Tips for a Successful Remodeling Project.

For many, there are few things more stressful than remodeling the home, whether they do it themselves or hire others to do the heavy lifting. From techniques that are not easy to pull off as the YouTube video suggests to the contractor who disappears before the project is complete, it can indeed be a hair-pulling journey that seems to have no end. The good news is that with a level head and some careful planning, you can take charge of the process and create a space that fulfills your needs in both form and function with estate management software for a remodeling project. 

Gather Your Team – Arguably the most important variables in a successful and easier remodel are the people doing the work – from the architect and contractors to vendors and interior designers. It may be tempting to go with those submitting the lowest bids, especially given the rising costs of housing materials, but doing so without in-depth research could mean the difference between a masterpiece and a house of horrors. When vetting candidates you want to ask for references (and actually contact them) or at least take into account their online reviews.   

Remember, personality is a factor as well. Perhaps you have met with the best architect in your area and found their ego is as massive as their talent. Or maybe you’re considering a designer who is so polite they may not tell you when your “vision” will manifest as an eyesore. Neither scenario is ideal, so you’re going to have to get clear on what’s more important to you. Clearly, expertise is critical, however, you are going to be involved with these people for weeks, months, or longer, so you must have at least a decent rapport with them. Whether you prioritize talent or temperament is up to you, just make sure there is a balance you can live with. On a related note, it’s also important that your team members work well with each other, so if they have a history of positive collaboration that’s definitely a check in the plus column.

Map It Out –  The surest way to invite stress into your remodeling project is to get started without parameters in place. Once you’ve chosen a team, collected your estimates, and decided on a concept, the next step is to create a detailed budget. Yes, it may seem like a drag to crunch numbers (and possibly have to skimp on things you want), but it will be a lot worse to realize halfway through that you don’t have the money to finish.   

Even if money is not a concern, you must be clear about the scope of the work and keep track of any changes once things get underway. Perhaps you decide you want to make the new guest bedroom even larger, or incorporate more nature-inspired features into the design of your kitchen. This is not just about finances, but logistics and additional requirements (i.e., building permits and necessary materials) that can result in angst-causing red tape and delays.

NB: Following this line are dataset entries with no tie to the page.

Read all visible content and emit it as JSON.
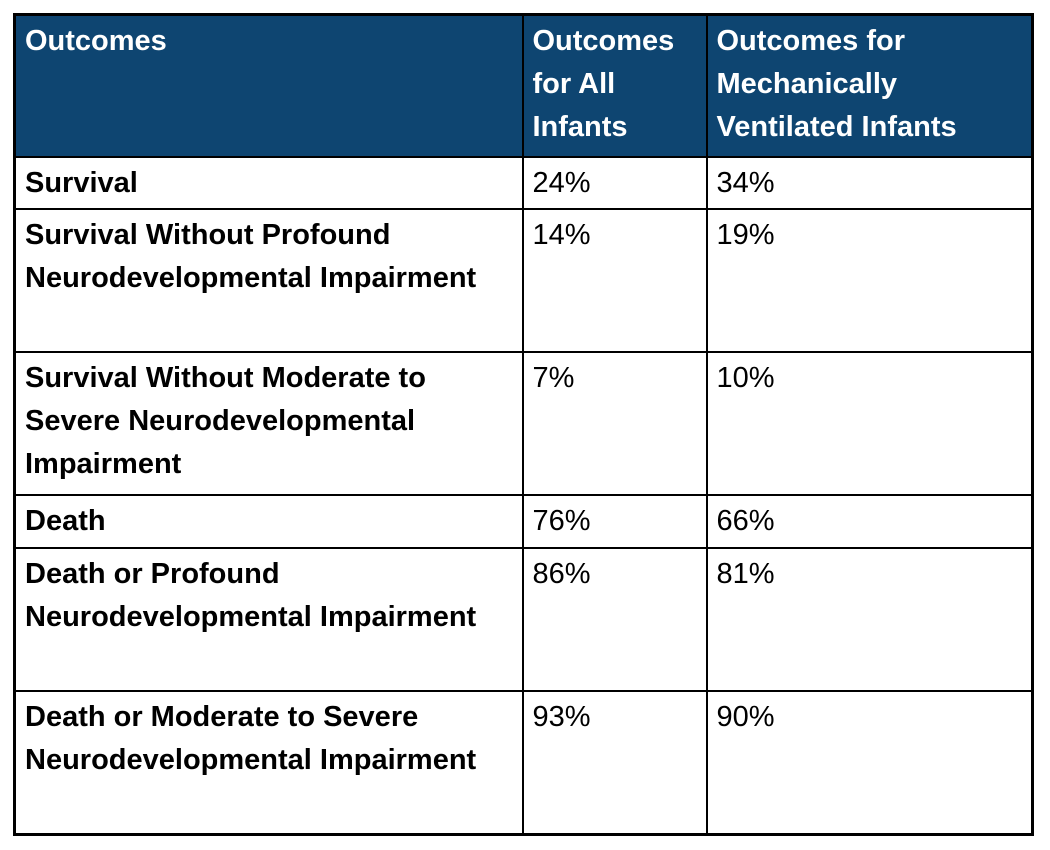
{
  "table": {
    "columns": [
      {
        "label": "Outcomes"
      },
      {
        "label": "Outcomes for All Infants"
      },
      {
        "label": "Outcomes for Mechanically Ventilated Infants"
      }
    ],
    "rows": [
      {
        "outcome": "Survival",
        "all_infants": "24%",
        "ventilated": "34%"
      },
      {
        "outcome": "Survival Without Profound Neurodevelopmental Impairment",
        "all_infants": "14%",
        "ventilated": "19%"
      },
      {
        "outcome": "Survival Without Moderate to Severe Neurodevelopmental Impairment",
        "all_infants": "7%",
        "ventilated": "10%"
      },
      {
        "outcome": "Death",
        "all_infants": "76%",
        "ventilated": "66%"
      },
      {
        "outcome": "Death or Profound Neurodevelopmental Impairment",
        "all_infants": "86%",
        "ventilated": "81%"
      },
      {
        "outcome": "Death or Moderate to Severe Neurodevelopmental Impairment",
        "all_infants": "93%",
        "ventilated": "90%"
      }
    ],
    "colors": {
      "header_bg": "#0e4571",
      "header_text": "#ffffff",
      "body_text": "#000000",
      "border": "#000000"
    }
  }
}
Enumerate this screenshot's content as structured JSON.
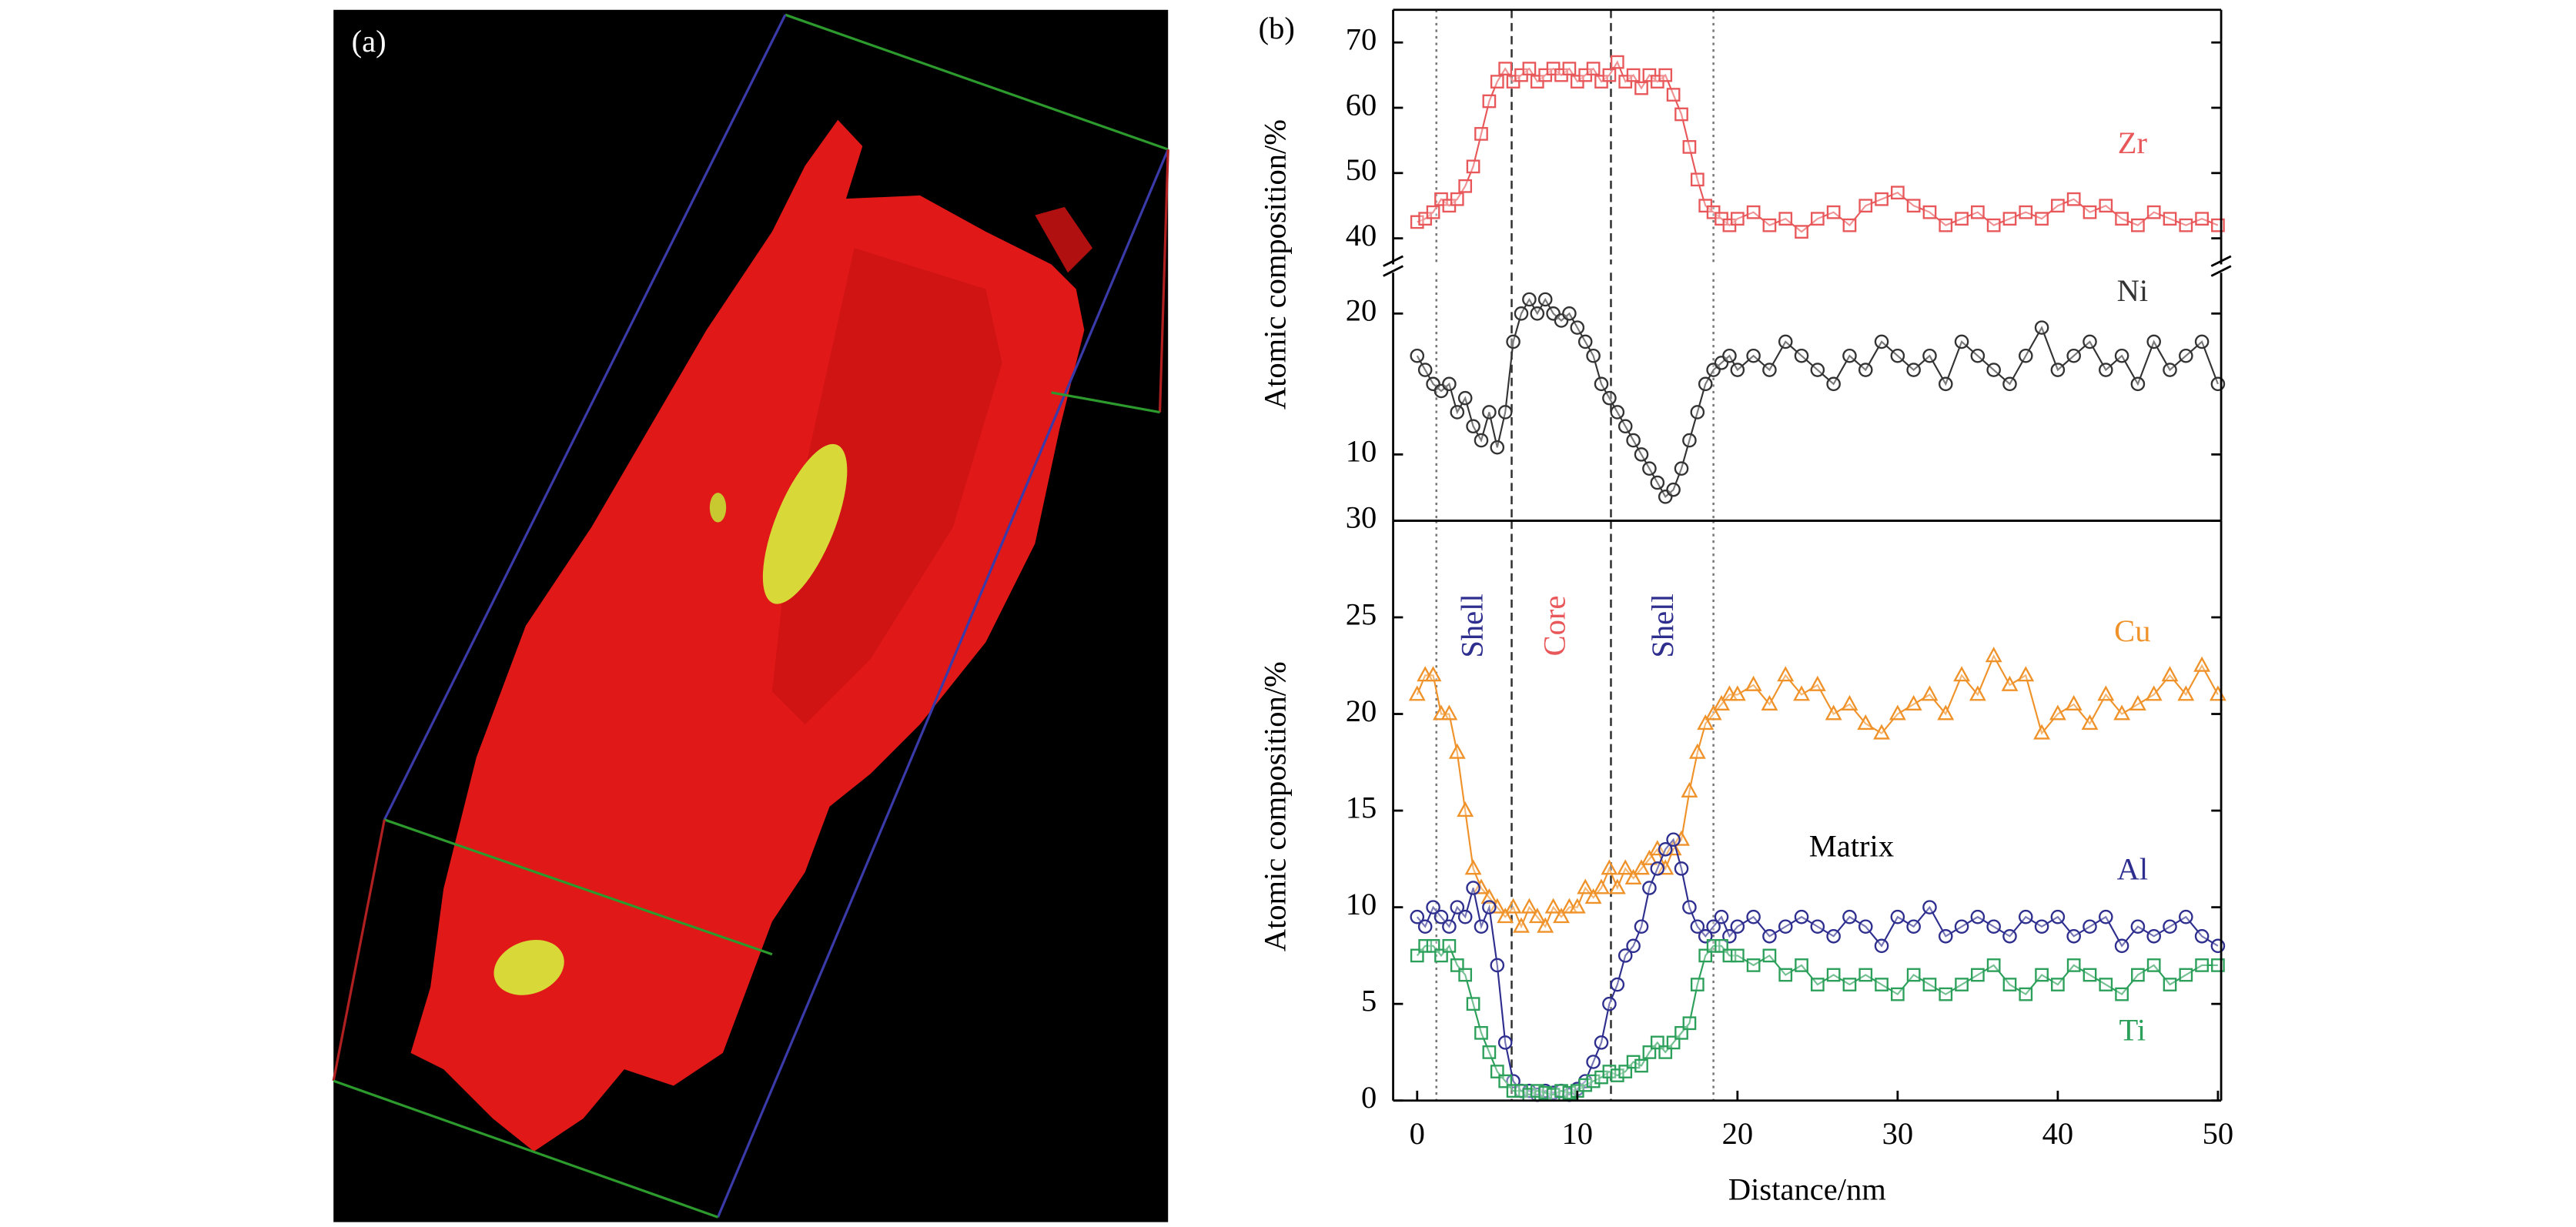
{
  "panel_a": {
    "label": "(a)"
  },
  "panel_b": {
    "label": "(b)"
  },
  "chart_data": [
    {
      "type": "line",
      "ylabel": "Atomic composition/%",
      "x": [
        0,
        0.5,
        1,
        1.5,
        2,
        2.5,
        3,
        3.5,
        4,
        4.5,
        5,
        5.5,
        6,
        6.5,
        7,
        7.5,
        8,
        8.5,
        9,
        9.5,
        10,
        10.5,
        11,
        11.5,
        12,
        12.5,
        13,
        13.5,
        14,
        14.5,
        15,
        15.5,
        16,
        16.5,
        17,
        17.5,
        18,
        18.5,
        19,
        19.5,
        20,
        21,
        22,
        23,
        24,
        25,
        26,
        27,
        28,
        29,
        30,
        31,
        32,
        33,
        34,
        35,
        36,
        37,
        38,
        39,
        40,
        41,
        42,
        43,
        44,
        45,
        46,
        47,
        48,
        49,
        50
      ],
      "xlim": [
        -1.5,
        50.2
      ],
      "ylim": [
        36,
        75
      ],
      "yticks": [
        40,
        50,
        60,
        70
      ],
      "vlines": [
        1.2,
        5.9,
        12.1,
        18.5
      ],
      "vline_styles": [
        "dotted",
        "dashed",
        "dashed",
        "dotted"
      ],
      "series": [
        {
          "name": "Zr",
          "color": "#e8585a",
          "marker": "square",
          "values": [
            42.5,
            43,
            44,
            46,
            45,
            46,
            48,
            51,
            56,
            61,
            64,
            66,
            64,
            65,
            66,
            64,
            65,
            66,
            65,
            66,
            64,
            65,
            66,
            64,
            65,
            67,
            64,
            65,
            63,
            65,
            64,
            65,
            62,
            59,
            54,
            49,
            45,
            44,
            43,
            42,
            43,
            44,
            42,
            43,
            41,
            43,
            44,
            42,
            45,
            46,
            47,
            45,
            44,
            42,
            43,
            44,
            42,
            43,
            44,
            43,
            45,
            46,
            44,
            45,
            43,
            42,
            44,
            43,
            42,
            43,
            42
          ]
        }
      ]
    },
    {
      "type": "line",
      "x": [
        0,
        0.5,
        1,
        1.5,
        2,
        2.5,
        3,
        3.5,
        4,
        4.5,
        5,
        5.5,
        6,
        6.5,
        7,
        7.5,
        8,
        8.5,
        9,
        9.5,
        10,
        10.5,
        11,
        11.5,
        12,
        12.5,
        13,
        13.5,
        14,
        14.5,
        15,
        15.5,
        16,
        16.5,
        17,
        17.5,
        18,
        18.5,
        19,
        19.5,
        20,
        21,
        22,
        23,
        24,
        25,
        26,
        27,
        28,
        29,
        30,
        31,
        32,
        33,
        34,
        35,
        36,
        37,
        38,
        39,
        40,
        41,
        42,
        43,
        44,
        45,
        46,
        47,
        48,
        49,
        50
      ],
      "xlim": [
        -1.5,
        50.2
      ],
      "ylim": [
        5.3,
        22.9
      ],
      "yticks": [
        10,
        20
      ],
      "vlines": [
        1.2,
        5.9,
        12.1,
        18.5
      ],
      "vline_styles": [
        "dotted",
        "dashed",
        "dashed",
        "dotted"
      ],
      "series": [
        {
          "name": "Ni",
          "color": "#333333",
          "marker": "circle",
          "values": [
            17,
            16,
            15,
            14.5,
            15,
            13,
            14,
            12,
            11,
            13,
            10.5,
            13,
            18,
            20,
            21,
            20,
            21,
            20,
            19.5,
            20,
            19,
            18,
            17,
            15,
            14,
            13,
            12,
            11,
            10,
            9,
            8,
            7,
            7.5,
            9,
            11,
            13,
            15,
            16,
            16.5,
            17,
            16,
            17,
            16,
            18,
            17,
            16,
            15,
            17,
            16,
            18,
            17,
            16,
            17,
            15,
            18,
            17,
            16,
            15,
            17,
            19,
            16,
            17,
            18,
            16,
            17,
            15,
            18,
            16,
            17,
            18,
            15
          ]
        }
      ]
    },
    {
      "type": "line",
      "ylabel": "Atomic composition/%",
      "xlabel": "Distance/nm",
      "x": [
        0,
        0.5,
        1,
        1.5,
        2,
        2.5,
        3,
        3.5,
        4,
        4.5,
        5,
        5.5,
        6,
        6.5,
        7,
        7.5,
        8,
        8.5,
        9,
        9.5,
        10,
        10.5,
        11,
        11.5,
        12,
        12.5,
        13,
        13.5,
        14,
        14.5,
        15,
        15.5,
        16,
        16.5,
        17,
        17.5,
        18,
        18.5,
        19,
        19.5,
        20,
        21,
        22,
        23,
        24,
        25,
        26,
        27,
        28,
        29,
        30,
        31,
        32,
        33,
        34,
        35,
        36,
        37,
        38,
        39,
        40,
        41,
        42,
        43,
        44,
        45,
        46,
        47,
        48,
        49,
        50
      ],
      "xlim": [
        -1.5,
        50.2
      ],
      "ylim": [
        0,
        30
      ],
      "xticks": [
        0,
        10,
        20,
        30,
        40,
        50
      ],
      "yticks": [
        0,
        5,
        10,
        15,
        20,
        25,
        30
      ],
      "vlines": [
        1.2,
        5.9,
        12.1,
        18.5
      ],
      "vline_styles": [
        "dotted",
        "dashed",
        "dashed",
        "dotted"
      ],
      "annotations": [
        {
          "text": "Shell",
          "color": "#2e2e8f"
        },
        {
          "text": "Core",
          "color": "#e8585a"
        },
        {
          "text": "Shell",
          "color": "#2e2e8f"
        },
        {
          "text": "Matrix",
          "color": "#000000"
        }
      ],
      "series": [
        {
          "name": "Cu",
          "color": "#f0922a",
          "marker": "triangle",
          "values": [
            21,
            22,
            22,
            20,
            20,
            18,
            15,
            12,
            11,
            10.5,
            10,
            9.5,
            10,
            9,
            10,
            9.5,
            9,
            10,
            9.5,
            10,
            10,
            11,
            10.5,
            11,
            12,
            11,
            12,
            11.5,
            12,
            12.5,
            13,
            12,
            13,
            13.5,
            16,
            18,
            19.5,
            20,
            20.5,
            21,
            21,
            21.5,
            20.5,
            22,
            21,
            21.5,
            20,
            20.5,
            19.5,
            19,
            20,
            20.5,
            21,
            20,
            22,
            21,
            23,
            21.5,
            22,
            19,
            20,
            20.5,
            19.5,
            21,
            20,
            20.5,
            21,
            22,
            21,
            22.5,
            21
          ]
        },
        {
          "name": "Al",
          "color": "#2e2e8f",
          "marker": "circle",
          "values": [
            9.5,
            9,
            10,
            9.5,
            9,
            10,
            9.5,
            11,
            9,
            10,
            7,
            3,
            1,
            0.5,
            0.5,
            0.3,
            0.5,
            0.4,
            0.5,
            0.3,
            0.6,
            1,
            2,
            3,
            5,
            6,
            7.5,
            8,
            9,
            11,
            12,
            13,
            13.5,
            12,
            10,
            9,
            8.5,
            9,
            9.5,
            8.5,
            9,
            9.5,
            8.5,
            9,
            9.5,
            9,
            8.5,
            9.5,
            9,
            8,
            9.5,
            9,
            10,
            8.5,
            9,
            9.5,
            9,
            8.5,
            9.5,
            9,
            9.5,
            8.5,
            9,
            9.5,
            8,
            9,
            8.5,
            9,
            9.5,
            8.5,
            8
          ]
        },
        {
          "name": "Ti",
          "color": "#2ca05a",
          "marker": "square",
          "values": [
            7.5,
            8,
            8,
            7.5,
            8,
            7,
            6.5,
            5,
            3.5,
            2.5,
            1.5,
            1,
            0.5,
            0.5,
            0.3,
            0.5,
            0.4,
            0.3,
            0.5,
            0.4,
            0.5,
            0.8,
            1,
            1.2,
            1.5,
            1.3,
            1.5,
            2,
            1.8,
            2.5,
            3,
            2.5,
            3,
            3.5,
            4,
            6,
            7.5,
            8,
            8,
            7.5,
            7.5,
            7,
            7.5,
            6.5,
            7,
            6,
            6.5,
            6,
            6.5,
            6,
            5.5,
            6.5,
            6,
            5.5,
            6,
            6.5,
            7,
            6,
            5.5,
            6.5,
            6,
            7,
            6.5,
            6,
            5.5,
            6.5,
            7,
            6,
            6.5,
            7,
            7
          ]
        }
      ]
    }
  ]
}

Digitize It – Finally, it’s a good idea to use technology to help manage your remodel. An all-in-one platforms like EstateSpace turns novices into expert project managers, providing both a bird’s eye view and detailed work schedules. You can upload blueprints, permits, invoices and so on, as well as photos to document the progress so it’s all at your fingertips. This data can then be easily shared with, and updated by, team members to whom you grant access; moreover, everyone can use the secure messaging feature to chat about milestones, delays, or other issues, which reduces the chances of miscommunication and the app fatigue that results from sifting through multiple email and text threads.      

Bottom line, you can have the best team in the world, but ultimately you are the project manager – the one most invested in, and responsible for, the success of your remodel. A stress-free experience may be too much to ask for, but with due diligence and the right estate management software for a remodeling project, you can minimize frustration and focus on the excitement and satisfaction of revamping your living space.  You might even enjoy the process.